For those who think of design as fundamentally consisting of things like chairs and the arrangement of interior space, these topics and proposals might seem to exceed the usual scope of a designer’s world. But designers and architects have always concerned themselves with the technical frontiers of their disciplines, and the question now is whether the majority of them — or even the most influential of them — will ultimately participate in a global movement that imagines a completely different society. Namely, one that thrives on energy sources other than fossil fuels.

String Prototype, a futuristic installation by Numen/For Use.

Speculative design: a sense of hope

As a practice, speculative design detects future tendencies based on the understanding that utopian and dystopian fiction are genres of speculative fiction that investigate social, cultural and political structures. The first portrays a setting that agrees with the societal ethos, while the second offers the opposite. Both genres are frequently used as metaphors for the two conceivable futures that mankind can end up with, depending on the decisions we make.

If design has always been about looking forward — and doing so with the hope that what was to come would be better than what happened before — it now must also be about looking back and realising that our lives, in the end, have not been improved by all our expansion and growth. Can design improve our lives without fundamentally altering its own purpose? Rather than small interventions, we need a future marked by large-scale projects that take into consideration the dystopia that design has partially created for us. All this while understanding that ‘we’ is split, uneven, and divided along racial, geographic, linguistic, and class lines. In other words, design must consider how we survive if it is to improve how we live.

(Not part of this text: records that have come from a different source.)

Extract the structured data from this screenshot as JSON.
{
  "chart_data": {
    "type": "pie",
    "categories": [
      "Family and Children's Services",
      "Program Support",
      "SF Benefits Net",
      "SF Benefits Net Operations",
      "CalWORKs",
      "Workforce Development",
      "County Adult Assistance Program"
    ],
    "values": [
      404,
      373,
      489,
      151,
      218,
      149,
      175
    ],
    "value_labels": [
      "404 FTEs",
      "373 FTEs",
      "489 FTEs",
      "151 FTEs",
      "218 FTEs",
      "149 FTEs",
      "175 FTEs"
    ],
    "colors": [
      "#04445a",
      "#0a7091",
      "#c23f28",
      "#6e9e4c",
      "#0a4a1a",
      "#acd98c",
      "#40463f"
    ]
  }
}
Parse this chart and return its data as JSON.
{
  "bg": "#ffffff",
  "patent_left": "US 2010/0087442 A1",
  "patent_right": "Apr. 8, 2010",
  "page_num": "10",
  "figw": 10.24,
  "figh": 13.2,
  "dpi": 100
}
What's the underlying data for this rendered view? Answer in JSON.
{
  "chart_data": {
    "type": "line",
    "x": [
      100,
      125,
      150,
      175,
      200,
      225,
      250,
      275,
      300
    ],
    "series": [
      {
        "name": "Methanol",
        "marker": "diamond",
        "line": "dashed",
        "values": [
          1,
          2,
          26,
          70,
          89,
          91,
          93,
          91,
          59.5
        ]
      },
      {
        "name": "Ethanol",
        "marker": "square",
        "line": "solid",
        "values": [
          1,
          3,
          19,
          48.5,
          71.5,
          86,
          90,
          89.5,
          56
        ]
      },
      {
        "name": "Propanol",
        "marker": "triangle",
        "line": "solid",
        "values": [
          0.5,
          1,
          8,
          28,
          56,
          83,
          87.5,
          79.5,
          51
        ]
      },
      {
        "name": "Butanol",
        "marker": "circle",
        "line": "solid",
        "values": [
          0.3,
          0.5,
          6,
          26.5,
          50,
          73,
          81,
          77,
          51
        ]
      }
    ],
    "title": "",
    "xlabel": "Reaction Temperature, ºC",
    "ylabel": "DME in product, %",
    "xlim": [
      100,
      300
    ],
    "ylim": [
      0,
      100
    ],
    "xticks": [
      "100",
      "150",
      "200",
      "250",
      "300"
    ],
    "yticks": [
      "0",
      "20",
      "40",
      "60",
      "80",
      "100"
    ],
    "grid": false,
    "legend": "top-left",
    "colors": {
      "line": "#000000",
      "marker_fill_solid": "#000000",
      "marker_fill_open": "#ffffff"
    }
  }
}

Top image: Key visualisations from the 22/23 Forecast by Studio Ne+.


About the author

Noha Essam is an award-winning design academic, interdisciplinary designer, foresight consultant, and environmental psychologist. As the founder of Studio ne+, she works to change behaviour through her foresight-based design approach and trend forecasting techniques that tackle design from different context and perspective. Her research aims to develop a better understanding of the relations between sustainable design education and the creative industry, with a focus on the multidisciplinary studies of future literacy and speculation. Noha was also a part of What Design Can Do’s Creative Climate Collective at COP27.